On a recent trip to an area, which was completely foreign to me, I was forced to rely totally on my GPS to guide me, literally every step of the way. I did not know when a turn was coming up, when I should just go straight. I was at the mercy of my GPS. As Jews, we, too, have a GPS system that guides us through life. It is called emunah, faith. Without emunah, we do not function; we are unable to function. It is our lodestar, our beacon of light, our guide which takes us by the hand and helps us navigate around and over the many obstacles and challenges that are present in our path. The Jew whose faith is deficient is in serious trouble. He not only does not know where he is going, he also does not know what to do when he arrives at his destination. Perhaps, the following vignette will elucidate this idea:
Horav Yonasan Eibyshutz, zl, was walking on the street when he was met by the mayor of Prague. The mayor asked the Rav, “Where are you going?” Rav Yonasan replied, “I do not know.” The mayor became enraged with this insolent answer. A man as distinguished as the city’s Rav does not just walk around without purpose. Certainly, he knew where he was going. He called for his guards to incarcerate the Rav. This was life in the big city centuries ago. If a Jew offended a gentile, even if a gentile just perceived that the Jew was offending him, it was cause for serious repercussion; in this case, it was incarceration in the city’s dungeon.
After a few days passed, the mayor, who had heretofore been friendly with the Rav, had a change of heart. He summoned the guards and had them bring Rav Yonasan to him. When Rav Yonasan arrived, the mayor had his chains removed. After all, Rav Yonasan was not a common thief. He then asked him, “Rabbi, tell me, does a person walk and not know where he is going? Why did you respond so insolently to me?”
The Rav replied, “If the mayor would have asked, ‘where are you planning on going?’ I would have responded, ‘I plan on going to the bais hamedrash to learn.’ Instead you asked me, ‘Where are you going?’ I thus replied, ‘I do not know.’ Veritably, that was the truth. I had planned on going to the bais hamedrash; instead, I ended up in prison!”
This powerful response defines the life of a Jew. Do we really know where we are going? Do we have any idea where we will end up at the end of the day? We make plans – but do they materialize in accordance with our intentions? We must follow our GPS/emunah and rely on where Hashem Yisborach leads us, because that is where we are going – plans or not.
Horav Mordechai, zl, m’Lechowitz, says, “Without Hakadosh Baruch Hu, one cannot cross the threshold of his house. With Hashem, one can split the sea.” It is so true. Yet, we try to convince ourselves that we can do it alone. One does not discover Hashem by probing, but by believing. Indeed, as the well-known dictum goes, ‘For the believer, there are no questions; for the non-believer, there are no answers.” To him who questions G-d, who has difficulty serving a G-d whose ways are incomprehensible, we respond with the words of the Kotzker Rebbe, “I would definitely not want to serve a G-d whose ways are compensable to the minds of human beings.”

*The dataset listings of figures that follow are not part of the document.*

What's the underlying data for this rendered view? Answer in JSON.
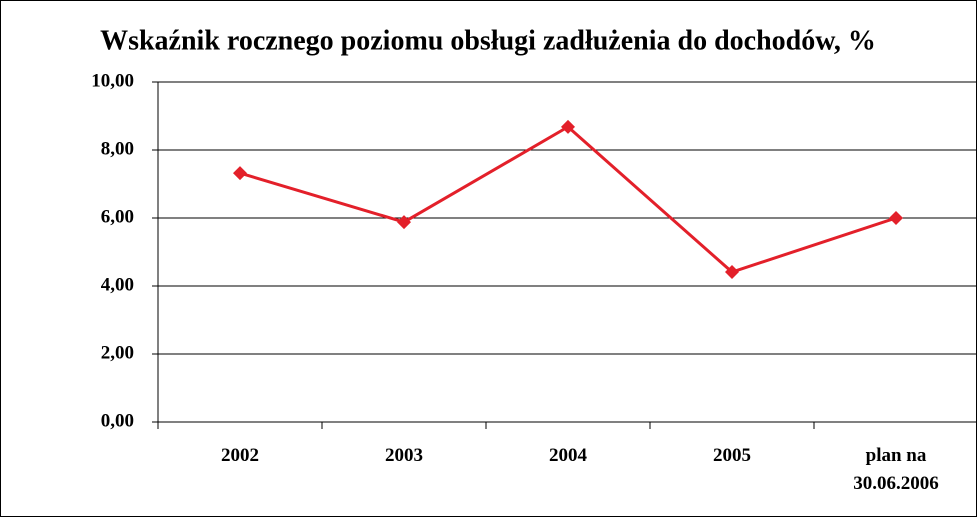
{
  "chart_data": {
    "type": "line",
    "title": "Wskaźnik rocznego poziomu obsługi zadłużenia do dochodów, %",
    "categories": [
      "2002",
      "2003",
      "2004",
      "2005",
      "plan na 30.06.2006"
    ],
    "series": [
      {
        "name": "Wskaźnik",
        "color": "#e3202a",
        "values": [
          7.32,
          5.88,
          8.68,
          4.41,
          6.0
        ]
      }
    ],
    "ylim": [
      0,
      10
    ],
    "yticks": [
      {
        "value": 0,
        "label": "0,00"
      },
      {
        "value": 2,
        "label": "2,00"
      },
      {
        "value": 4,
        "label": "4,00"
      },
      {
        "value": 6,
        "label": "6,00"
      },
      {
        "value": 8,
        "label": "8,00"
      },
      {
        "value": 10,
        "label": "10,00"
      }
    ],
    "grid": true
  }
}
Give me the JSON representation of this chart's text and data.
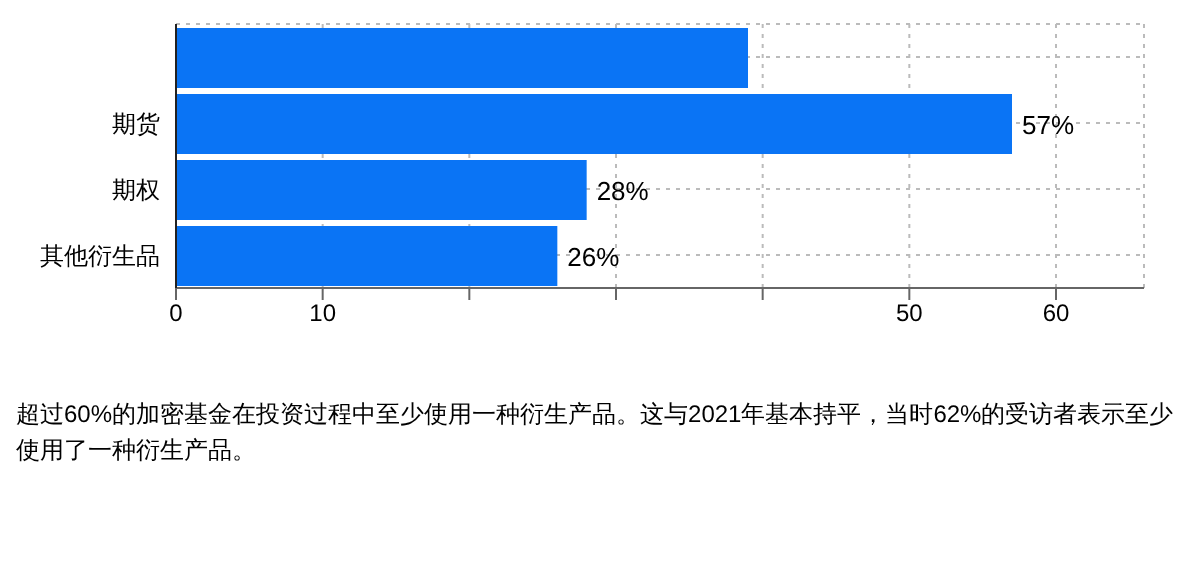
{
  "chart_data": {
    "type": "bar",
    "orientation": "horizontal",
    "categories": [
      null,
      "期货",
      "期权",
      "其他衍生品"
    ],
    "values": [
      39,
      57,
      28,
      26
    ],
    "color": "#0a74f5",
    "value_labels": [
      null,
      "57%",
      "28%",
      "26%"
    ],
    "xlim": [
      0,
      66
    ],
    "xticks": [
      0,
      10,
      {
        "value": 20,
        "label": null
      },
      {
        "value": 30,
        "label": null
      },
      {
        "value": 40,
        "label": null
      },
      50,
      60
    ],
    "grid": true,
    "annotations": [
      "超过60%的加密基金在投资过程中至少使用一种衍生产品。这与2021年基本持平，当时62%的受访者表示至少使用了一种衍生产品。"
    ]
  }
}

While we may assume that Klal Yisrael is a nation of believers, whose emunah in Hashem is part of their “Jewishness”; at times, this emunah may be selective. We believe when it is convenient, and when it is not, we find an excuse to justify our indifference. We believe in Hashem when we have exhausted all other beliefs; after we have seen how ineffective they are, we then turn back to Hashem. One should believe in Hashem first and all the way through, even when life appears bleak. We believe that if the results differ from our hopes, it is Hashem’s decree, and it is for the best.
There is also limited belief. Horav Bunim, zl, m’Peshischa, asks how, on Motzoei Yom Kippur, after a complete day of fasting and intense prayer, we recite in Shemoneh Esrai the prayer, Selach lanu Avinu ki chatanu, “Forgive us our Father, for we have sinned!” When did we have the opportunity to sin? All day long was spent in prayer. Immediately following Neilah, the closing prayer of Yom Kippur, we commence with Maariv. When did we have the opportunity to sin? What are we asking Hashem to forgive?
The Rebbe explains that we ask forgiveness for our lack of belief that Hashem really forgave us. The fellow feels that he is still the same sinner that he was before Yom Kippur. We believe in Hashem, but we do not believe that Hashem believes in us! To believe in Hashem is to believe totally in Him, to give ourselves over to Him with complete trust and faith. We do not limit our belief.